EDITOR’S NOTE: Each week we cross-post an excerpt from Katrina vanden Heuvel’s column at the WashingtonPost.com. Read the full text of Katrina’s column here.
As the battle between progressives and centrists over blame for Democrats’ down-ballot struggles rages, the race for House Foreign Affairs Committee chairman indicates another, more productive path forward. At first, there were two contenders: Representative Gregory W. Meeks (D-N.Y.) and Representative Brad Sherman (D-Calif.), a member of the Congressional Progressive Caucus. Meeks faced opposition from labor and environmental groups, but he was heavily favored by a party establishment that is rightly concerned about diversity and representation in leadership.
Then four-term junior committee member Joaquin Castro (D-Tex.) surprised analysts by joining the race. One might have expected that Castro, a member of the moderate New Democrat Coalition, would also be anathema to the party left, given some moderate stances such as voting to condemn the Boycott, Divestment, and Sanctions movement against Israel. But in another surprise, the second-generation Mexican American has received support from a range of progressive foreign policy and environmental groups. In addition to his progressive positions, including opposing President Trump’s brazen US interventionism in Latin America and leading the fight against cruel migration policies, Castro’s model of engaging groups on all sides, from progressives to youth groups such as the Sunrise Movement, shows the path forward for the Democratic Party.
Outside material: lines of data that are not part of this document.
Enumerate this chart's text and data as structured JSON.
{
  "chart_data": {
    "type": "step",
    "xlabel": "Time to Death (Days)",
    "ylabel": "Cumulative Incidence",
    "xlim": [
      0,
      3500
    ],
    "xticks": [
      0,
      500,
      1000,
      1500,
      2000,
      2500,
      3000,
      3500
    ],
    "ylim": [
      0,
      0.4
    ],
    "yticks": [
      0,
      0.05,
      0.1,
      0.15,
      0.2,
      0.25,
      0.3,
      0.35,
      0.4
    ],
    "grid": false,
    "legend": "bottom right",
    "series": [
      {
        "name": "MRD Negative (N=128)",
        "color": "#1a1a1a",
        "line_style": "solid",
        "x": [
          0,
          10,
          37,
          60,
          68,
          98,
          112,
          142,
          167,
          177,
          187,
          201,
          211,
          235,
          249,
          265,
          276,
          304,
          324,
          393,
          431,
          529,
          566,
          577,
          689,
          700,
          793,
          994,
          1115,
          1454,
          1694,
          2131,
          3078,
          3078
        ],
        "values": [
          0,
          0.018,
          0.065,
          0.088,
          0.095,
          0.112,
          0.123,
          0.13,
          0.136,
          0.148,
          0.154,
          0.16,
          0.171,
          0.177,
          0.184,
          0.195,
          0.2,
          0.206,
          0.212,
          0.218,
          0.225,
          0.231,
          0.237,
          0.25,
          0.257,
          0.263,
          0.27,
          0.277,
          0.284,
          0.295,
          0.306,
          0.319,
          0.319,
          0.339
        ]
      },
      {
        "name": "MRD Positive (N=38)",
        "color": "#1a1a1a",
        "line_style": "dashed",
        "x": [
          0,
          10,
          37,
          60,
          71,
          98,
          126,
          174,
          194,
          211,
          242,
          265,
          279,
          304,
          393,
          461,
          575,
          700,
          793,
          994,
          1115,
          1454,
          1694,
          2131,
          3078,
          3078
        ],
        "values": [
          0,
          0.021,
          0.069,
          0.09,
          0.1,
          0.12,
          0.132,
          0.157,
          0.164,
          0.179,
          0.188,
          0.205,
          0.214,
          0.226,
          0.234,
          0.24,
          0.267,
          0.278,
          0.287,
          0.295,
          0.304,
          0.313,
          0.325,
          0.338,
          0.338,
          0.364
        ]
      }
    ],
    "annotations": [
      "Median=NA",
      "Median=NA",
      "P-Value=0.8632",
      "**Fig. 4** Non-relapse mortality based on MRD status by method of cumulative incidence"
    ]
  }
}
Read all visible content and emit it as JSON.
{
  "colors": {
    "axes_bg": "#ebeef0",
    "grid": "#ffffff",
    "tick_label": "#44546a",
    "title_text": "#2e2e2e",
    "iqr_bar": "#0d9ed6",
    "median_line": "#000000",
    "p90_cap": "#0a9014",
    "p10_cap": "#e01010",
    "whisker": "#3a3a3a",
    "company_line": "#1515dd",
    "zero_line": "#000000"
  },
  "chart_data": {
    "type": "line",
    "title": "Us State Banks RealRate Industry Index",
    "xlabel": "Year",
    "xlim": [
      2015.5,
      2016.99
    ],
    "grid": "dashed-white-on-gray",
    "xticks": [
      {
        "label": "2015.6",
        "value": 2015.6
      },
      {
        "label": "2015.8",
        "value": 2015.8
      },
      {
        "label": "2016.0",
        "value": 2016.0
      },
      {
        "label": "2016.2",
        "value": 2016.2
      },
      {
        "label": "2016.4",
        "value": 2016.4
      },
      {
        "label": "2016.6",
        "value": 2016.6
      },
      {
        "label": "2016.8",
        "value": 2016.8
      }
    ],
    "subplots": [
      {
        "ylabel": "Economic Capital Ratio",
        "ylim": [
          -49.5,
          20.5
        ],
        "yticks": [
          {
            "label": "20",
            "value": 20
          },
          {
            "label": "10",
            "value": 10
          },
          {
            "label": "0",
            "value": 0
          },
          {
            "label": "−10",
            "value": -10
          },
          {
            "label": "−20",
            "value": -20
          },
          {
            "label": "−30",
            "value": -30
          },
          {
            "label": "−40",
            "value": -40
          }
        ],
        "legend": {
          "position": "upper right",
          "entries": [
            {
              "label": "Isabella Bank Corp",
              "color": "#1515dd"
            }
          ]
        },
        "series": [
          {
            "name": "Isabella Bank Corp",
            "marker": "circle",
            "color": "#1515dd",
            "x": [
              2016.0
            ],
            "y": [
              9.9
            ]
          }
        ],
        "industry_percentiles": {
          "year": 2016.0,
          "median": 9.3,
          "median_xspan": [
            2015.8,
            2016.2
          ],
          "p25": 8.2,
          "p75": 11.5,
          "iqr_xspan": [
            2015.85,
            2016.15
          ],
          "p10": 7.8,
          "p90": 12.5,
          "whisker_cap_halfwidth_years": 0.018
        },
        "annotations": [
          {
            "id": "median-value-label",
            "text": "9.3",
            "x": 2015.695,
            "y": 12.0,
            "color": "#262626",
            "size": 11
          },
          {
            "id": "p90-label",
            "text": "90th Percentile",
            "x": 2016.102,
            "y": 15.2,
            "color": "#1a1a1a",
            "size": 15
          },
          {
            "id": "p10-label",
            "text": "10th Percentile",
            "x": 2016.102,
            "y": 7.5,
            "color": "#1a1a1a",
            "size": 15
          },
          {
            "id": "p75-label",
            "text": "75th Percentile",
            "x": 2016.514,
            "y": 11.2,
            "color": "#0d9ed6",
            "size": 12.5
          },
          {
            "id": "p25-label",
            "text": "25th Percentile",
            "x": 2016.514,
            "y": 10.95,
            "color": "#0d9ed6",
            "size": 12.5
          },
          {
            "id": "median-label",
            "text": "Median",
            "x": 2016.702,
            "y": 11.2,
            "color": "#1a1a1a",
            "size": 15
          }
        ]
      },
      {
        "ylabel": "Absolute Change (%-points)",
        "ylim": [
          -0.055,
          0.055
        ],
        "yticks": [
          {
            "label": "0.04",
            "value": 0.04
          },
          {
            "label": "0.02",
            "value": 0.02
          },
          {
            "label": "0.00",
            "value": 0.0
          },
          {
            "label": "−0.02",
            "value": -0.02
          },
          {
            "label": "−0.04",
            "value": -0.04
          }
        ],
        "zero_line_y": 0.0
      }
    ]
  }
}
Castro pledges to bring diverse voices to the witness table in the committee—not just in terms of race, gender and sexual orientation, but also a diversity of viewpoints, something sorely missing under the conservative tenure of outgoing chair Representative Eliot L. Engel (D-N.Y.). Castro has excited progressive Jewish groups such as J Street—and unnerved conservative pro-Israel groups such as the American Israel Public Affairs Committee—with his novel suggestion that the committee hear from Palestinian voices for the first time. After all, Castro argues, if the United States hopes to be “an arbiter of peace, it has to be willing to hear from the different sides.”